Dans le cadre du suivi de la situation, une délégation ministérielle s’est rendue le jeudi 2 juillet 2026 dans plusieurs localités affectées, notamment Vogan, Adjodogou, Anfoin, Amégnran et Tsévié. Conduite par le ministre de l’Aménagement du territoire et de l’urbanisme, Sévon-Tépé Kodjo Adédzé, elle comprenait également le ministre de la Santé, de l’Hygiène publique, de la Couverture sanitaire universelle et des Assurances, Jean-Marie Tessi, ainsi que le ministre délégué chargé des Travaux publics et des Infrastructures, Sani Yaya.

Sur le terrain, la délégation, accompagnée des autorités administratives locales, des forces de défense et de sécurité et des services techniques, a échangé avec les populations sinistrées. Elle a évalué les dégâts, exprimé la solidarité du Gouvernement et identifié les premières mesures d’intervention urgentes. Cette descente vise à accélérer la coordination des actions et à renforcer l’efficacité de la réponse publique face à la crise.

Pour les autorités, cette mobilisation traduit la volonté de l’État d’apporter une réponse rapide et structurée aux conséquences des intempéries, tout en renforçant la résilience des infrastructures et des communautés face aux effets du changement climatique.
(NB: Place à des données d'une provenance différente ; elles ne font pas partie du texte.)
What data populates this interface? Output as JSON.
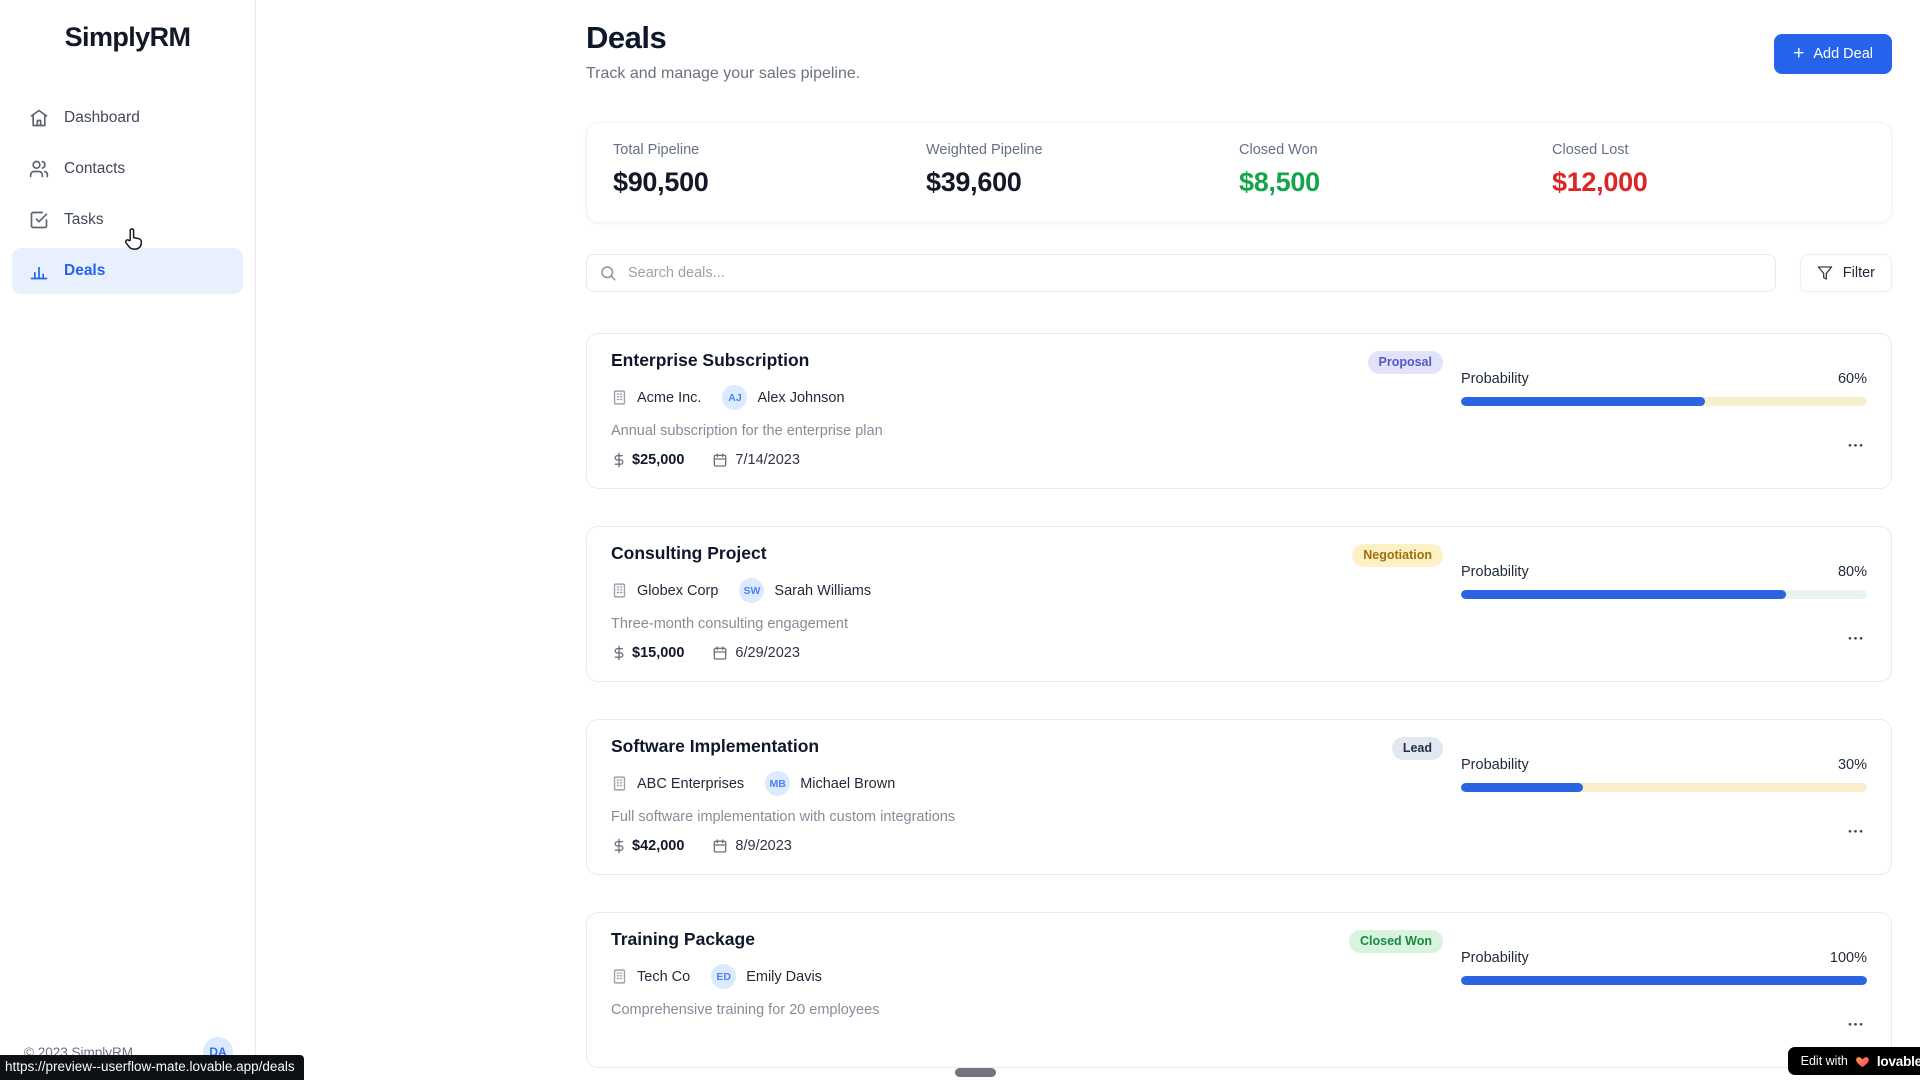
{
  "app": {
    "name": "SimplyRM"
  },
  "sidebar": {
    "logo": "SimplyRM",
    "items": [
      {
        "label": "Dashboard",
        "icon": "home-icon",
        "active": false
      },
      {
        "label": "Contacts",
        "icon": "users-icon",
        "active": false
      },
      {
        "label": "Tasks",
        "icon": "check-square-icon",
        "active": false
      },
      {
        "label": "Deals",
        "icon": "bar-chart-icon",
        "active": true
      }
    ],
    "footer": {
      "copyright": "© 2023 SimplyRM",
      "avatar_initials": "DA"
    }
  },
  "header": {
    "title": "Deals",
    "subtitle": "Track and manage your sales pipeline.",
    "add_button_label": "Add Deal",
    "add_button_color": "#2563eb"
  },
  "stats": [
    {
      "label": "Total Pipeline",
      "value": "$90,500",
      "color": "#111827"
    },
    {
      "label": "Weighted Pipeline",
      "value": "$39,600",
      "color": "#111827"
    },
    {
      "label": "Closed Won",
      "value": "$8,500",
      "color": "#16a34a"
    },
    {
      "label": "Closed Lost",
      "value": "$12,000",
      "color": "#dc2626"
    }
  ],
  "toolbar": {
    "search_placeholder": "Search deals...",
    "search_icon": "search-icon",
    "filter_label": "Filter",
    "filter_icon": "funnel-icon"
  },
  "labels": {
    "probability": "Probability"
  },
  "deals": [
    {
      "title": "Enterprise Subscription",
      "stage": "Proposal",
      "stage_bg": "#e2e3fa",
      "stage_color": "#5558ca",
      "company": "Acme Inc.",
      "initials": "AJ",
      "contact": "Alex Johnson",
      "description": "Annual subscription for the enterprise plan",
      "amount": "$25,000",
      "date": "7/14/2023",
      "probability": "60%",
      "pct": 60,
      "track": "#f8efcd"
    },
    {
      "title": "Consulting Project",
      "stage": "Negotiation",
      "stage_bg": "#fcf0c5",
      "stage_color": "#a16e0a",
      "company": "Globex Corp",
      "initials": "SW",
      "contact": "Sarah Williams",
      "description": "Three-month consulting engagement",
      "amount": "$15,000",
      "date": "6/29/2023",
      "probability": "80%",
      "pct": 80,
      "track": "#e7f3eb"
    },
    {
      "title": "Software Implementation",
      "stage": "Lead",
      "stage_bg": "#e3e8f0",
      "stage_color": "#222e42",
      "company": "ABC Enterprises",
      "initials": "MB",
      "contact": "Michael Brown",
      "description": "Full software implementation with custom integrations",
      "amount": "$42,000",
      "date": "8/9/2023",
      "probability": "30%",
      "pct": 30,
      "track": "#fbedcb"
    },
    {
      "title": "Training Package",
      "stage": "Closed Won",
      "stage_bg": "#d9f4de",
      "stage_color": "#178a42",
      "company": "Tech Co",
      "initials": "ED",
      "contact": "Emily Davis",
      "description": "Comprehensive training for 20 employees",
      "amount": "",
      "date": "",
      "probability": "100%",
      "pct": 100,
      "track": "#eef1f4"
    }
  ],
  "overlays": {
    "status_url": "https://preview--userflow-mate.lovable.app/deals",
    "badge_prefix": "Edit with",
    "badge_brand": "lovable",
    "heart_icon": "heart-icon"
  }
}
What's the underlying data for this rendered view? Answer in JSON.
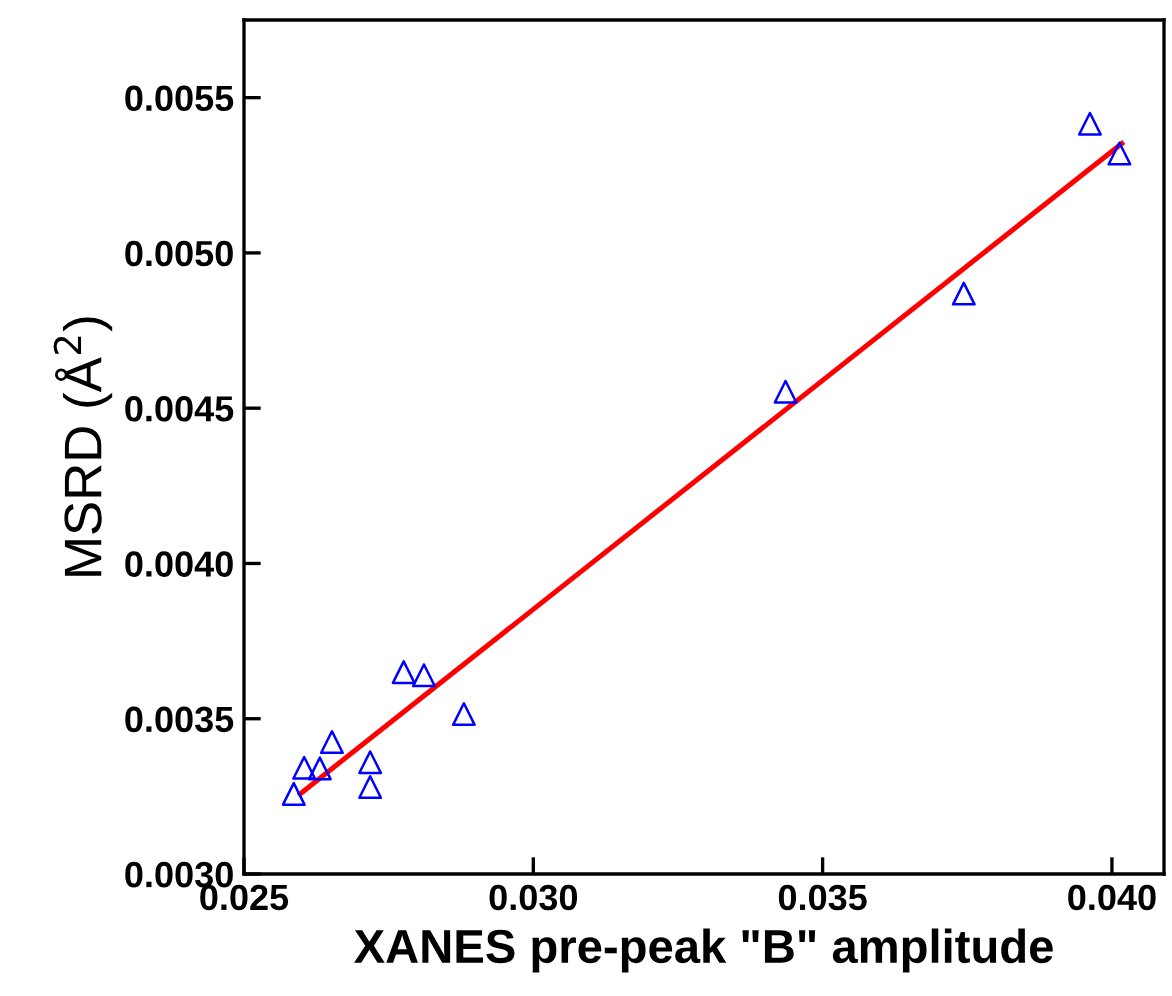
{
  "chart_data": {
    "type": "scatter",
    "xlabel": "XANES pre-peak \"B\" amplitude",
    "ylabel": "MSRD (Å$^{2}$)",
    "xlim": [
      0.025,
      0.0409
    ],
    "ylim": [
      0.003,
      0.00575
    ],
    "xticks": [
      {
        "value": 0.025,
        "label": "0.025"
      },
      {
        "value": 0.03,
        "label": "0.030"
      },
      {
        "value": 0.035,
        "label": "0.035"
      },
      {
        "value": 0.04,
        "label": "0.040"
      }
    ],
    "yticks": [
      {
        "value": 0.003,
        "label": "0.0030"
      },
      {
        "value": 0.0035,
        "label": "0.0035"
      },
      {
        "value": 0.004,
        "label": "0.0040"
      },
      {
        "value": 0.0045,
        "label": "0.0045"
      },
      {
        "value": 0.005,
        "label": "0.0050"
      },
      {
        "value": 0.0055,
        "label": "0.0055"
      }
    ],
    "grid": false,
    "series": [
      {
        "color": "#0000ff",
        "marker": "triangle",
        "x": [
          0.02586,
          0.02604,
          0.02631,
          0.02652,
          0.02718,
          0.02718,
          0.02776,
          0.02811,
          0.0288,
          0.03436,
          0.03744,
          0.03962,
          0.04013
        ],
        "values": [
          0.003258,
          0.003342,
          0.00334,
          0.003425,
          0.00336,
          0.00328,
          0.00365,
          0.00364,
          0.003515,
          0.004553,
          0.004869,
          0.005416,
          0.00532
        ]
      },
      {
        "type": "line",
        "color": "#ff0000",
        "marker": "none",
        "line_style": "solid",
        "x": [
          0.02597,
          0.04017
        ],
        "values": [
          0.003258,
          0.005352
        ]
      }
    ]
  }
}
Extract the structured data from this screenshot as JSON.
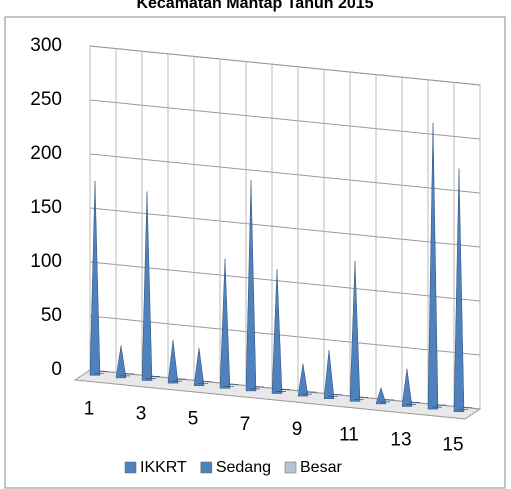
{
  "chart_data": {
    "type": "cone3d",
    "title": "Kecamatan Mantap Tahun 2015",
    "categories": [
      "1",
      null,
      "3",
      null,
      "5",
      null,
      "7",
      null,
      "9",
      null,
      "11",
      null,
      "13",
      null,
      "15"
    ],
    "series": [
      {
        "name": "IKKRT",
        "color": "#4f81bd",
        "values": [
          180,
          30,
          175,
          40,
          35,
          120,
          195,
          115,
          30,
          45,
          130,
          15,
          35,
          265,
          225
        ]
      },
      {
        "name": "Sedang",
        "color": "#4f81bd",
        "values": [
          0,
          0,
          0,
          0,
          0,
          0,
          0,
          0,
          0,
          0,
          0,
          0,
          0,
          0,
          0
        ]
      },
      {
        "name": "Besar",
        "color": "#b8c4d6",
        "values": [
          0,
          0,
          0,
          0,
          0,
          0,
          0,
          0,
          0,
          0,
          0,
          0,
          0,
          0,
          0
        ]
      }
    ],
    "ylim": [
      0,
      300
    ],
    "yticks": [
      0,
      50,
      100,
      150,
      200,
      250,
      300
    ],
    "grid": true,
    "legend": "bottom"
  }
}
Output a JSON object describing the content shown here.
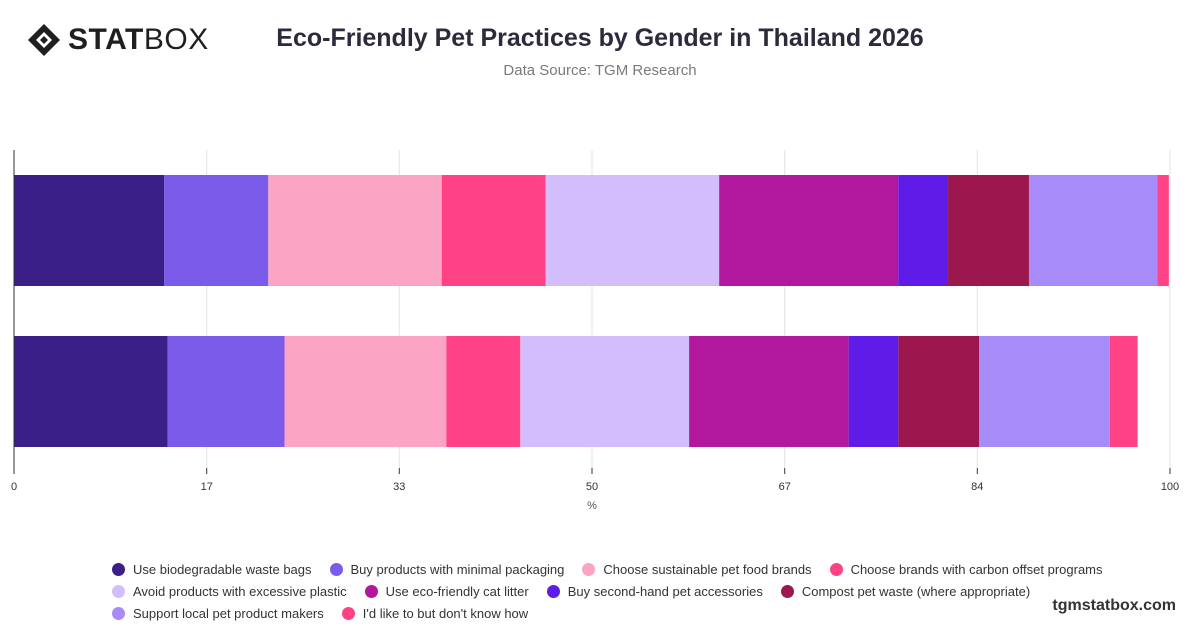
{
  "brand": {
    "logo_bold": "STAT",
    "logo_light": "BOX",
    "watermark": "tgmstatbox.com"
  },
  "chart_data": {
    "type": "bar",
    "orientation": "horizontal",
    "stacked": true,
    "title": "Eco-Friendly Pet Practices by Gender in Thailand 2026",
    "subtitle": "Data Source: TGM Research",
    "xlabel": "%",
    "ylabel": "",
    "xlim": [
      0,
      100
    ],
    "x_ticks": [
      "0",
      "17",
      "33",
      "50",
      "67",
      "84",
      "100"
    ],
    "x_tick_values": [
      0,
      16.67,
      33.33,
      50,
      66.67,
      83.33,
      100
    ],
    "categories": [
      "",
      ""
    ],
    "grid": true,
    "legend_position": "bottom",
    "series": [
      {
        "name": "Use biodegradable waste bags",
        "color": "#3a1f87",
        "values": [
          13.0,
          13.3
        ]
      },
      {
        "name": "Buy products with minimal packaging",
        "color": "#7b5bea",
        "values": [
          9.0,
          10.1
        ]
      },
      {
        "name": "Choose sustainable pet food brands",
        "color": "#fba4c3",
        "values": [
          15.0,
          14.0
        ]
      },
      {
        "name": "Choose brands with carbon offset programs",
        "color": "#ff4286",
        "values": [
          9.0,
          6.4
        ]
      },
      {
        "name": "Avoid products with excessive plastic",
        "color": "#d4bdfb",
        "values": [
          15.0,
          14.6
        ]
      },
      {
        "name": "Use eco-friendly cat litter",
        "color": "#b1189e",
        "values": [
          15.5,
          13.8
        ]
      },
      {
        "name": "Buy second-hand pet accessories",
        "color": "#5f1be8",
        "values": [
          4.3,
          4.3
        ]
      },
      {
        "name": "Compost pet waste (where appropriate)",
        "color": "#9c174d",
        "values": [
          7.0,
          7.0
        ]
      },
      {
        "name": "Support local pet product makers",
        "color": "#a78cf9",
        "values": [
          11.1,
          11.3
        ]
      },
      {
        "name": "I'd like to but don't know how",
        "color": "#ff4286",
        "values": [
          1.0,
          2.4
        ]
      }
    ]
  }
}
Le gouvernement appelle par ailleurs les populations à la vigilance et au respect strict des consignes de sécurité, notamment dans les zones à risque.
En cas d’urgence, plusieurs numéros verts restent disponibles pour une intervention rapide des services compétents : 170 pour l’ANPC, 118 pour les sapeurs-pompiers, 117 ou 1014 pour la police, 172 pour la gendarmerie et 8228 pour la CEET.